Повязку с глаз Эквиция сняли только после того, как заговорщики достигли городских ворот. В Риме если и закрывали въезд в город, то только на виду у неприятеля. Из нынешнего поколения его жителей никто уже и не помнил, когда это случилось в последний раз. Да и кто ныне осмелился бы угрожать сердцу огромной империи, вольготно раскинувшейся на трех материках. Стражники лениво покосились на проезжающих мимо всадников, но никому из них даже в голову не пришло окликнуть подозрительных варваров. Впрочем, опытный Фронелий разбил свой отряд на несколько частей и отправил их к цели разными дорогами и в разное время. Объединились заговорщики уже за стенами города, под сенью небольшой рощицы, освещаемой в эту ночную пору лишь луной.
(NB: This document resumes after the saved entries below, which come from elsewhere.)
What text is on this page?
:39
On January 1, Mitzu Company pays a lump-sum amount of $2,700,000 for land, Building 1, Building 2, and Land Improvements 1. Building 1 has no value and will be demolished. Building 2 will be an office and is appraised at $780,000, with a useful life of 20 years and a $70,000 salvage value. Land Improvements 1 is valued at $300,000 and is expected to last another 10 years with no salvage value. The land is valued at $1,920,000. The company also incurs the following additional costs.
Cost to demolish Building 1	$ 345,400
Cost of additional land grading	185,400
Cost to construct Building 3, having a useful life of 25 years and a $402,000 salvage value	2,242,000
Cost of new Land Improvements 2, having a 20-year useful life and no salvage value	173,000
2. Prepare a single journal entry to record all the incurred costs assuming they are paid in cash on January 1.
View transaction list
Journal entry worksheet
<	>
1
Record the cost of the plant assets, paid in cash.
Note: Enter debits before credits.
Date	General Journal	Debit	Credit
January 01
Эквицию, однако, хватило света, чтобы определить количество головорезов, набранных в притонах города Руфином. Но сто человек, даже отчаянных и готовых на многое, — это слишком мало, чтобы противостоять клибонариям. К тому же подобные люди редко проявляют самоотверженность и почти наверняка разбегутся при первом же серьезном отпоре.
— Да поможет нам, Юпитер, — громко произнес Фронелий. — Вперед, храбрецы.
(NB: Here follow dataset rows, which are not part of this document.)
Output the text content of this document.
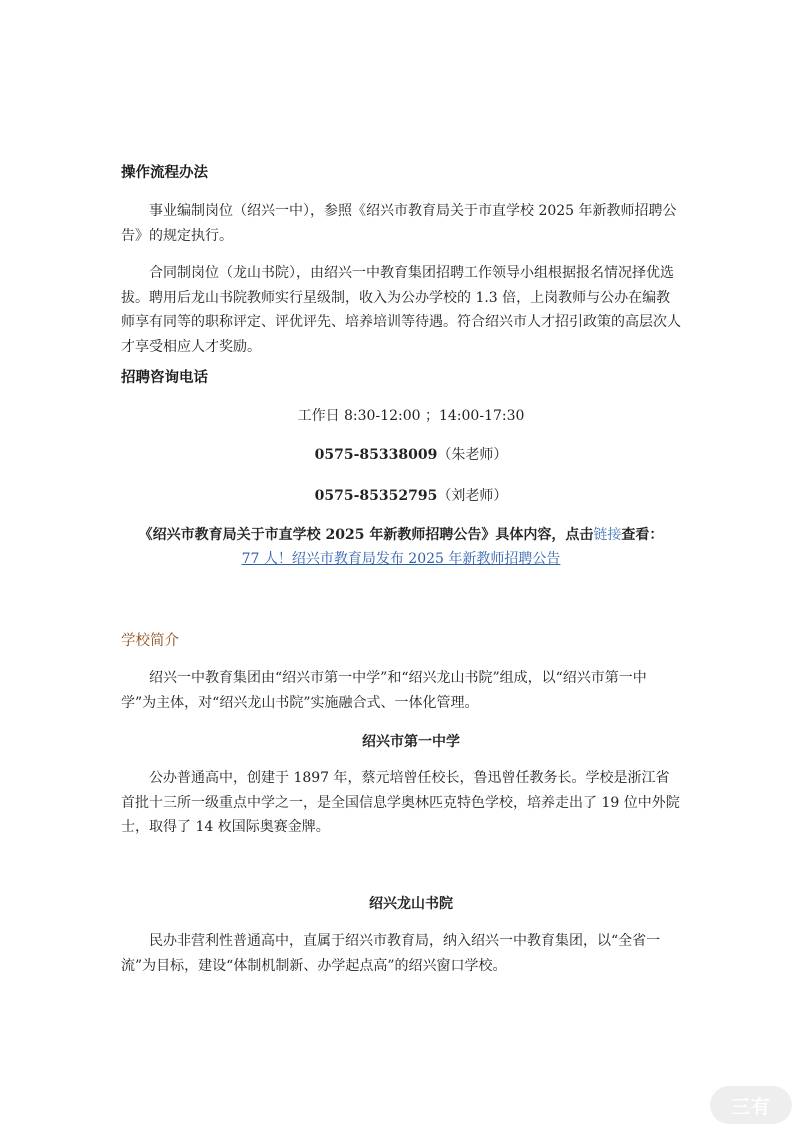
操作流程办法

事业编制岗位（绍兴一中），参照《绍兴市教育局关于市直学校 2025 年新教师招聘公告》的规定执行。

合同制岗位（龙山书院），由绍兴一中教育集团招聘工作领导小组根据报名情况择优选拔。聘用后龙山书院教师实行星级制，收入为公办学校的 1.3 倍，上岗教师与公办在编教师享有同等的职称评定、评优评先、培养培训等待遇。符合绍兴市人才招引政策的高层次人才享受相应人才奖励。

招聘咨询电话
工作日 8:30-12:00 ；14:00-17:30
0575-85338009（朱老师）
0575-85352795（刘老师）
《绍兴市教育局关于市直学校 2025 年新教师招聘公告》具体内容，点击链接查看：
77 人！绍兴市教育局发布 2025 年新教师招聘公告
学校简介

绍兴一中教育集团由“绍兴市第一中学”和“绍兴龙山书院”组成，以“绍兴市第一中学”为主体，对“绍兴龙山书院”实施融合式、一体化管理。

绍兴市第一中学

公办普通高中，创建于 1897 年，蔡元培曾任校长，鲁迅曾任教务长。学校是浙江省首批十三所一级重点中学之一，是全国信息学奥林匹克特色学校，培养走出了 19 位中外院士，取得了 14 枚国际奥赛金牌。

绍兴龙山书院

民办非营利性普通高中，直属于绍兴市教育局，纳入绍兴一中教育集团，以“全省一流”为目标，建设“体制机制新、办学起点高”的绍兴窗口学校。

三有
Эквиций только злорадно засмеялся в ответ на этот бодрый призыв.
Патрикий Трулла испытал чувство, похоже на облегчение, когда увидел в неверном свете луны каменную ограду виллы Гортензия. Сам дом прятался за деревьями обширного сада, но, по слухам, он был достаточно велик, чтобы вместить сотню-другую обитателей. Гортензий был богат и в прислужниках-рабах не испытывал недостатка. Наверняка присутствовали на вилле и вооруженные сторожа, готовые отбить нападение воровской шайки, но вряд ли их насчитывалось более двух десятков. Виллы в окрестностях Рима грабили крайне редко, ибо для мелких жуликов риск был слишком велик, а крупные не нашли бы здесь богатой добычи. Разумные люди предпочитали хранить свои сокровища в более надежных местах. А выжига Гортензий в дураках не ходил никогда. Страх, охвативший было Труллу, прошел, как только он увидел за своей спиной вагилов, вооруженных до зубов и снаряженных как для битвы. Конечно, вагилы плохие наездники, но ведь не с клибонариями же им сегодня придется драться. Надо отдать должное Телласию, он действительно принял все необходимые меры для того, чтобы ночная прогулка двух римских патрикиев не закончилась печально. Трулла подозревал, что префект города Рима решил расправиться под шумок не только с мятежником Руфином, но и с ростовщиком Гортензием, которому задолжал немалую сумму. Что ж, у каждого свои проблемы. Трулла, на дух не выносивший ростовщиков, дравших с порядочных людей немыслимые проценты, готов был скорее посочувствовать Телласию, нежели Гортензию. И если ростовщик-кровосос ныне отправится в мир иной, это пойдет на пользу не только префекту города, но и многим другим жертвам этого отвратительного паука.